Synthesis and Application of Nanovanilloids for Localized Therapeutic Hypothermia after Traumatic Brain Injury

Vanilloids are natural and synthetic compounds with cooling properties that are highly hydrophobic, which impede their use in biomedical applications. To overcome this challenge, we synthesized nanodrugs from hydrophobic vanilloids using modified reprecipitation that yields monodisperse nanoparticles with long-term stability. Cooling or therapeutic hypothermia (TH) is used to lower body temperature in acute injury to protect organs or neurons in the brain from damage. Currently, cooling can only be performed in hospitals and not at the location site of injury or during transport, limiting its effectiveness. To address this need, synthesized vanilloid nanodrugs were incorporated into formulations for nasal delivery to allow the nanodrug materials to reach and cool the brain rapidly.
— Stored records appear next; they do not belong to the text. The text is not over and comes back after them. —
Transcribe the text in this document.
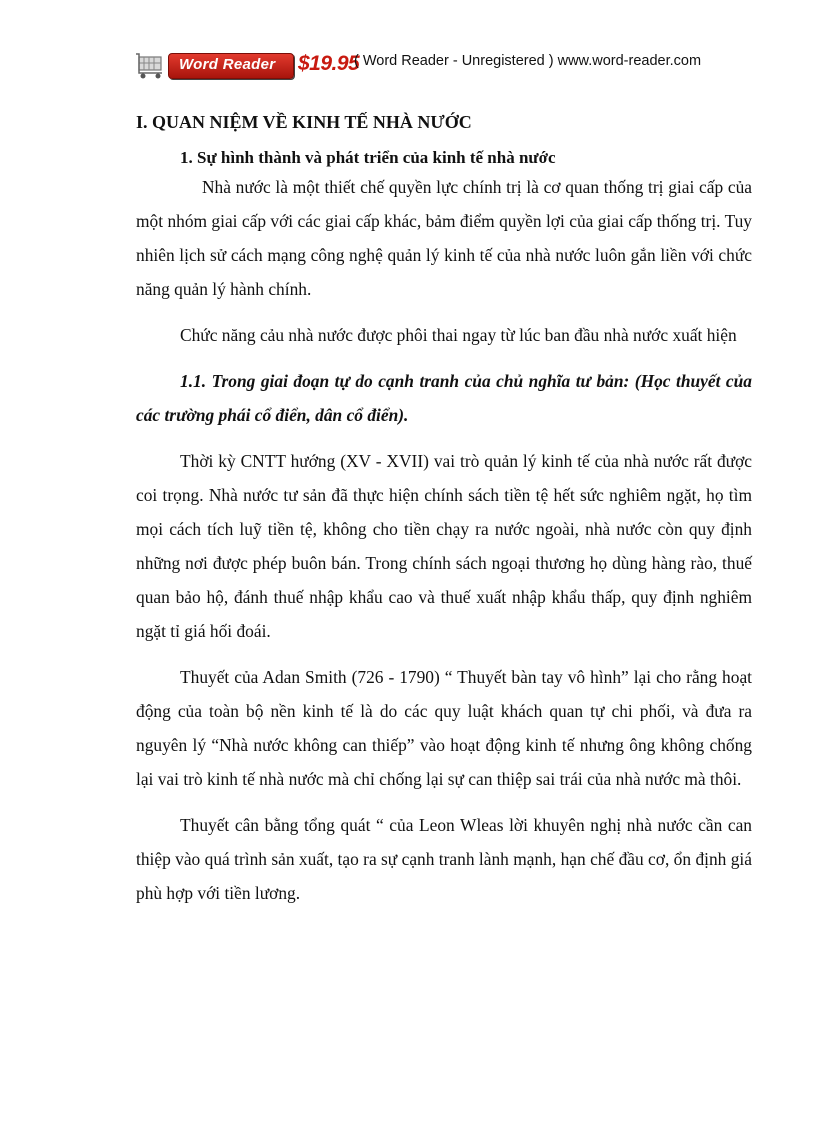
Word Reader $19.95
( Word Reader - Unregistered ) www.word-reader.com

I. QUAN NIỆM VỀ KINH TẾ NHÀ NƯỚC

1. Sự hình thành và phát triển của kinh tế nhà nước

Nhà nước là một thiết chế quyền lực chính trị là cơ quan thống trị giai cấp của một nhóm giai cấp với các giai cấp khác, bảm điểm quyền lợi của giai cấp thống trị. Tuy nhiên lịch sử cách mạng công nghệ quản lý kinh tế của nhà nước luôn gắn liền với chức năng quản lý hành chính.

Chức năng cảu nhà nước được phôi thai ngay từ lúc ban đầu nhà nước xuất hiện

1.1. Trong giai đoạn tự do cạnh tranh của chủ nghĩa tư bản: (Học thuyết của các trường phái cổ điển, dân cổ điển).

Thời kỳ CNTT hướng (XV - XVII) vai trò quản lý kinh tế của nhà nước rất được coi trọng. Nhà nước tư sản đã thực hiện chính sách tiền tệ hết sức nghiêm ngặt, họ tìm mọi cách tích luỹ tiền tệ, không cho tiền chạy ra nước ngoài, nhà nước còn quy định những nơi được phép buôn bán. Trong chính sách ngoại thương họ dùng hàng rào, thuế quan bảo hộ, đánh thuế nhập khẩu cao và thuế xuất nhập khẩu thấp, quy định nghiêm ngặt tỉ giá hối đoái.

Thuyết của Adan Smith (726 - 1790) “ Thuyết bàn tay vô hình” lại cho rằng hoạt động của toàn bộ nền kinh tế là do các quy luật khách quan tự chi phối, và đưa ra nguyên lý “Nhà nước không can thiếp” vào hoạt động kinh tế nhưng ông không chống lại vai trò kinh tế nhà nước mà chỉ chống lại sự can thiệp sai trái của nhà nước mà thôi.

Thuyết cân bằng tổng quát “ của Leon Wleas lời khuyên nghị nhà nước cần can thiệp vào quá trình sản xuất, tạo ra sự cạnh tranh lành mạnh, hạn chế đầu cơ, ổn định giá phù hợp với tiền lương.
The physicochemical characteristics and cooling properties of vanilloid nanomaterials were determined. Feasibility of intranasal nanovanilloid delivery was demonstrated in a rat traumatic brain injury model using an in-house-3D-printed intranasal device where nanorinvanil and nanoolvanil produced rapid, sustained brain cooling (-3.6 °C and -2.0 °C, respectively, for over 90 min). This highlights the potential of this method for harnessing the innate cooling properties of vanilloid compounds that are too hydrophobic for use through synthesis of nanodrugs that enable material formulations with optimal characteristics for achieving therapeutic hypothermia.